La plupart des interlocuteurs de votre rapporteur ont confirmé que « le modèle économique de la SFIL n'est pas de nature à dégager structurellement des résultats », pour reprendre la formule de l'un d'entre eux, ce que confirme la trajectoire financière prévisionnelle transmise par la SFIL à votre rapporteur.
Trajectoire financière de la SFIL
(en millions d'euros)
Réalisé 2013 |
Réalisé 2014 |
Réalisé 30/06/2015 |
|
Résultat net comptable |
- 68,9 |
- 33,8 |
- 26,0 |
dont éléments de volatilité comptable |
5,9 |
- 18,4 |
- 1,2 |
dont contributions aux fonds de soutien (après impôt) |
- 98,4 |
- 11,8 |
|
dont abandons de créance (après impôt) |
- 10,8 |
- 6,5 |
|
Résultat net récurrent |
34,3 |
2,9 |
- 24,8 |
dont provision pour contribution au fonds de résolution unique (après impôt) |
- 10,0 |
||
dont provisions spécifiques |
- 3,7 |
- 21,8 |
- 18,3 |
dont provisions collectives |
- 16,8 |
4,7 |
- 0,6 |
Source : SFIL
Le résultat net récurrent donne une idée plus précise de la « santé financière » de la société. Il correspond en effet au résultat dégagé par la société hors événements exceptionnels, qui sont, pour la SFIL : des éléments de volatilité comptable ; les contributions aux fonds de soutien ; les abandons de créance consentis dans le cadre de la politique de désensibilisation ( cf. infra ). En revanche, le mandataire indépendant cité plus haut considère quant à lui que les abandons de créance ont fait partie de la gestion courante de la société et ne doivent pas être considérés comme « exceptionnels ». L'effet significatif de la volatilité résulte principalement d'ajustements relatifs à la comptabilisation des couvertures par dérivés détenus par la SFIL.
En 2015 et 2016, la contribution au fonds de résolution unique (mis en place au niveau de l'Union européenne pour gérer les conséquences d'une éventuelle faillite bancaire) va affecter négativement le résultat.
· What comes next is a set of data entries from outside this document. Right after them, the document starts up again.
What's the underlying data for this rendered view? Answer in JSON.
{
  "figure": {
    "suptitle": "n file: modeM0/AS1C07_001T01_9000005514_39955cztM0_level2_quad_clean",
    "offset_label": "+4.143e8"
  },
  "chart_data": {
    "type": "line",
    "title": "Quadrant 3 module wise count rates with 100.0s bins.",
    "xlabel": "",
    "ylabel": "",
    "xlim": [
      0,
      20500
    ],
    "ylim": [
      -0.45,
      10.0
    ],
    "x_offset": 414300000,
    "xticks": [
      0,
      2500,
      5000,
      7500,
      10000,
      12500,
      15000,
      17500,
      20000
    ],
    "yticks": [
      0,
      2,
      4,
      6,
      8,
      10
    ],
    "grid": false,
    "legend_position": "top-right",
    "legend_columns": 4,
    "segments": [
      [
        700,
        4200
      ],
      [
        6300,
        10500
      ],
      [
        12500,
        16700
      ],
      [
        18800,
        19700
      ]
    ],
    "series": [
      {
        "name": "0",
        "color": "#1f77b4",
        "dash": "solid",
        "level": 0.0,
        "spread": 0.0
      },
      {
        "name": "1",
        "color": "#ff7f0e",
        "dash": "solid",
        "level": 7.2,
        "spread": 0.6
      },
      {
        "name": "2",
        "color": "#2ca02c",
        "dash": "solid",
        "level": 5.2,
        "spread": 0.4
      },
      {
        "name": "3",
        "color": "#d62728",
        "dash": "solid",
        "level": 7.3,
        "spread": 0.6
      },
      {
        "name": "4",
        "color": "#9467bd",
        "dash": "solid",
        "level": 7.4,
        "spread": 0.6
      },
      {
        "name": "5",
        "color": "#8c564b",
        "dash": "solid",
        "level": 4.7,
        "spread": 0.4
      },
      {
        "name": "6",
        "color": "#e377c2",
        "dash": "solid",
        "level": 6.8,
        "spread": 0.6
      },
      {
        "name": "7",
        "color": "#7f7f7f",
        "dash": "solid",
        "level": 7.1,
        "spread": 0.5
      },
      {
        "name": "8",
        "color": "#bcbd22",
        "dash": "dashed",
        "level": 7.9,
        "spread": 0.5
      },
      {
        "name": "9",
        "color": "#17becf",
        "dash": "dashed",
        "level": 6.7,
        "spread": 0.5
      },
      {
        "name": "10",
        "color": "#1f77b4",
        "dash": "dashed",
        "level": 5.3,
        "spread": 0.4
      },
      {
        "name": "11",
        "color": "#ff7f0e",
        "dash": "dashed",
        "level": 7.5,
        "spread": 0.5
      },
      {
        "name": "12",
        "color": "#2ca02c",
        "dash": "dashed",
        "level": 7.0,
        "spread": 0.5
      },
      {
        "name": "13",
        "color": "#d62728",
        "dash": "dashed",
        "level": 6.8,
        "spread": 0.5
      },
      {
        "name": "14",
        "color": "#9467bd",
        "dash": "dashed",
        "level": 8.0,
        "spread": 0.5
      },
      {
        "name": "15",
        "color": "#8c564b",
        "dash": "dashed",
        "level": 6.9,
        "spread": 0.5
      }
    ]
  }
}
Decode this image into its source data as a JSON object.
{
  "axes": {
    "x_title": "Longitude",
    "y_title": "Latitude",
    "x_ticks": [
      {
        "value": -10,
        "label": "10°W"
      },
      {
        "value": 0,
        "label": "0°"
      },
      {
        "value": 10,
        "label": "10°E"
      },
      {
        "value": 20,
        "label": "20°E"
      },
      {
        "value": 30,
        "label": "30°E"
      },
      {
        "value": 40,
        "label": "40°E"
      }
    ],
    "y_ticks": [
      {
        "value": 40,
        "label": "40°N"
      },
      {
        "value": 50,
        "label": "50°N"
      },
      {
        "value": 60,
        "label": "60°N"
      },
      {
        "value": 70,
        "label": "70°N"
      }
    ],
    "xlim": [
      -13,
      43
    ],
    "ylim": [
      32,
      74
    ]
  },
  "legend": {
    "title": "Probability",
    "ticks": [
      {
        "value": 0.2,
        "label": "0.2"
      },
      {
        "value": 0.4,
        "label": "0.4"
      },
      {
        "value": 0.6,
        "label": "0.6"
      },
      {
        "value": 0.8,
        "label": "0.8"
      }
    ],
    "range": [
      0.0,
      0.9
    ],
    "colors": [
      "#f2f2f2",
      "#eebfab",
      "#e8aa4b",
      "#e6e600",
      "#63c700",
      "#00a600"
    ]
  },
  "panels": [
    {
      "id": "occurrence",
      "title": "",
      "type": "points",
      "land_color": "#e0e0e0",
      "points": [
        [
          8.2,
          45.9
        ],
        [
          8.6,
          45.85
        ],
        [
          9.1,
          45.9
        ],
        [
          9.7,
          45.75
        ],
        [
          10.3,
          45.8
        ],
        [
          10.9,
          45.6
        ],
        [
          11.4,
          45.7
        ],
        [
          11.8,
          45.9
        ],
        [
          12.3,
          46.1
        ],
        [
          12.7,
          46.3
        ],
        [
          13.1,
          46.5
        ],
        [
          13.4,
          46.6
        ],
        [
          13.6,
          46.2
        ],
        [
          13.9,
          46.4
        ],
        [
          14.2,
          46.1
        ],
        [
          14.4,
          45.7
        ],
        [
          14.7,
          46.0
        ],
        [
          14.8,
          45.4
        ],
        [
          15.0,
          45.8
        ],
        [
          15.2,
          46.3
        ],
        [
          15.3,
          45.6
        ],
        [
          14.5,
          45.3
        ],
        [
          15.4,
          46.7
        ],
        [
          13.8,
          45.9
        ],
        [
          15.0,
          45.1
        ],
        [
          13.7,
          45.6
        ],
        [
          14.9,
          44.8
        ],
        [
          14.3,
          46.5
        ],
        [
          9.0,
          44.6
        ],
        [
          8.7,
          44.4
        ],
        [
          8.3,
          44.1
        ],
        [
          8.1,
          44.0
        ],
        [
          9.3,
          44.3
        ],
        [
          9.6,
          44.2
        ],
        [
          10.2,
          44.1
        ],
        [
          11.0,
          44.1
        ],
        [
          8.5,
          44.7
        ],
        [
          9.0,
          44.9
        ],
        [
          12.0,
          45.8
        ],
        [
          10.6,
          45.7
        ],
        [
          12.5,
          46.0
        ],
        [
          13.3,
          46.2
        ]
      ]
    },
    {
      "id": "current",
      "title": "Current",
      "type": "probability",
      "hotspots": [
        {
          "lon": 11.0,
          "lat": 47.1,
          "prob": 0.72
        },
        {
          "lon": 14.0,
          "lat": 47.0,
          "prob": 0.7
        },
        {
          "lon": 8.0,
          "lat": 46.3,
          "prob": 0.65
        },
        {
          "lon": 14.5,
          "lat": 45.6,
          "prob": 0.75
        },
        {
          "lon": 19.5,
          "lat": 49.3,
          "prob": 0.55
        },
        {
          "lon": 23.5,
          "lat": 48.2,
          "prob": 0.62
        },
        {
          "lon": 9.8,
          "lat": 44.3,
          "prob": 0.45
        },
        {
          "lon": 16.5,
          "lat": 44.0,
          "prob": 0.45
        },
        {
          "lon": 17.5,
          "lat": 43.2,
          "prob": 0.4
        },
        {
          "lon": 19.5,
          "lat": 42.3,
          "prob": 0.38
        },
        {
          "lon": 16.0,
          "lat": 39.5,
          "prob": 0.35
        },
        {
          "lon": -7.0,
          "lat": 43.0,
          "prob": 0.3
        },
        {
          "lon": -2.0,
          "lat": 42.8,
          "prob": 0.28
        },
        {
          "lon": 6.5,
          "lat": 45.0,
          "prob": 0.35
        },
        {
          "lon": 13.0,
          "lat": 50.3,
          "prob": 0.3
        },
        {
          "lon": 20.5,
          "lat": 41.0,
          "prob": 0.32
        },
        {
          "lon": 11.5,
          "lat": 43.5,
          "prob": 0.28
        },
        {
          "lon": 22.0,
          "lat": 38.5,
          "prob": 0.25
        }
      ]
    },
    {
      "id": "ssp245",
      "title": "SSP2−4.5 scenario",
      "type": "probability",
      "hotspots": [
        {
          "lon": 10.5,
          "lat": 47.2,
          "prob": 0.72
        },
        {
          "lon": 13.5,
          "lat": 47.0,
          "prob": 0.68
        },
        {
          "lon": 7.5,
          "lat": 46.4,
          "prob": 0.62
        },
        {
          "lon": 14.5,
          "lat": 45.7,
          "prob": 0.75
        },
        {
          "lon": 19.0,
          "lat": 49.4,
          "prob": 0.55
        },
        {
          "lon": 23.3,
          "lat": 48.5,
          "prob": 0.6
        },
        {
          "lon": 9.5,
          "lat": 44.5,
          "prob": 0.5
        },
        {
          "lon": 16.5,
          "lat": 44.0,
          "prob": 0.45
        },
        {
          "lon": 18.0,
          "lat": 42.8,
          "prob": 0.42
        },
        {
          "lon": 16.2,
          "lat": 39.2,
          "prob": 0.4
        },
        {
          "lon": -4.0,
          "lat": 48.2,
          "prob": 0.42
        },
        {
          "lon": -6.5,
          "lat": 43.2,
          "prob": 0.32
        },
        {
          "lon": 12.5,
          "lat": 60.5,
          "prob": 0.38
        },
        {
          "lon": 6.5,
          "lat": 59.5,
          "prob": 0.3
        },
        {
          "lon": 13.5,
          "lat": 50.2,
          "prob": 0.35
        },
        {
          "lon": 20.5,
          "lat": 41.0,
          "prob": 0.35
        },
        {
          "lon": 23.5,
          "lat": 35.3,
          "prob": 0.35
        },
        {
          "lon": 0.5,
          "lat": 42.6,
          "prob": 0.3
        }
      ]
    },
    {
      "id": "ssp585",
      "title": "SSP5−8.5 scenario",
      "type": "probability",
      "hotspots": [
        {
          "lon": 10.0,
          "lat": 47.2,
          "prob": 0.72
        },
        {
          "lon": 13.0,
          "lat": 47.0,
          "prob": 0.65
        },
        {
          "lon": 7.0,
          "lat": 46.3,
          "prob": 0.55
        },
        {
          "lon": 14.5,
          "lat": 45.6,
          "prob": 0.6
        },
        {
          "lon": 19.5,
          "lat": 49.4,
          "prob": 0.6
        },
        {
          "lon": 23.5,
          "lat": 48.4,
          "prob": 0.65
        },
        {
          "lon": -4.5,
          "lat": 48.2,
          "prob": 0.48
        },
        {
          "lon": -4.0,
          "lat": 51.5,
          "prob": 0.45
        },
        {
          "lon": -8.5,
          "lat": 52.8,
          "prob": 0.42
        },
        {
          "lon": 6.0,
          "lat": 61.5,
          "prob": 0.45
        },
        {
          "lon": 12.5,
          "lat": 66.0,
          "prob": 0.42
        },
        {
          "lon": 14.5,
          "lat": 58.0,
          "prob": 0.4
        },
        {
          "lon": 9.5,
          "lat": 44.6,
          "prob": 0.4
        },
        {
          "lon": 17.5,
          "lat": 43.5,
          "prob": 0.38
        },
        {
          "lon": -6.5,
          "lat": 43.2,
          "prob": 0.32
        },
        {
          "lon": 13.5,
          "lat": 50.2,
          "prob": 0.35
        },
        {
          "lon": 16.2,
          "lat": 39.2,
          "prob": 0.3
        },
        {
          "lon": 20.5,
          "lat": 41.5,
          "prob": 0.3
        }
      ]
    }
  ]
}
Néanmoins, d'après les informations transmises à votre rapporteur, « le résultat devrait devenir structurellement légèrement bénéficiaire, à partir de fin 2016 » du fait de la montée en charge de la nouvelle activité de refinancement export et par la mise en oeuvre à grande échelle de la politique de désensibilisation, permettant notamment de reprendre des provisions constituées sur des clients actuellement classés en « encours douteux ». Au total, la nouvelle activité pourrait permettre de dégager, selon des sources de presse 22 ( * ) non confirmées à votre rapporteur, 10 à 17 millions d'euros de résultats supplémentaires 23 ( * ) .
Au total, la société estime que la marge commerciale actuellement dégagée « assure la viabilité à long terme du dispositif ». La SFIL devrait tendre progressivement vers l'équilibre financier . Cette prévision repose cependant sur l'hypothèse d'un certain dynamisme du marché du crédit au secteur public local dans les années à venir. Or, suite à la baisse des dotations de l'État, les collectivités territoriales pourront choisir soit de réduire leur dépenses d'investissement et donc leur recours au crédit, soit, au contraire, d'accroître leur endettement pour réaliser les investissements prévus, d'autant que les taux d'intérêt sont historiquement bas. Il existe par conséquent une incertitude forte sur le contexte de marché à court et moyen termes, susceptible de décaler dans le temps le retour à l'équilibre.
* 19 D'après la SFIL, ce déménagement représente une économie, en année pleine, de l'ordre de 2,2 millions d'euros.
* 20 Au 31 décembre 2014, les fonds propres de la SFIL s'élèvent à 1,4 milliard d'euros, soit 100 millions d'euros de moins qu'a sa création.
* 21 Paragraphes 673 à 675 de la décision de la Commission européenne du 28 décembre 2012.
* 22 Les Echos, « La banque publique de refinancement export est sur les rails » , 7 mai 2015.
* 23 En tout état de cause, le marché des grands contrats export est fluctuant selon les années.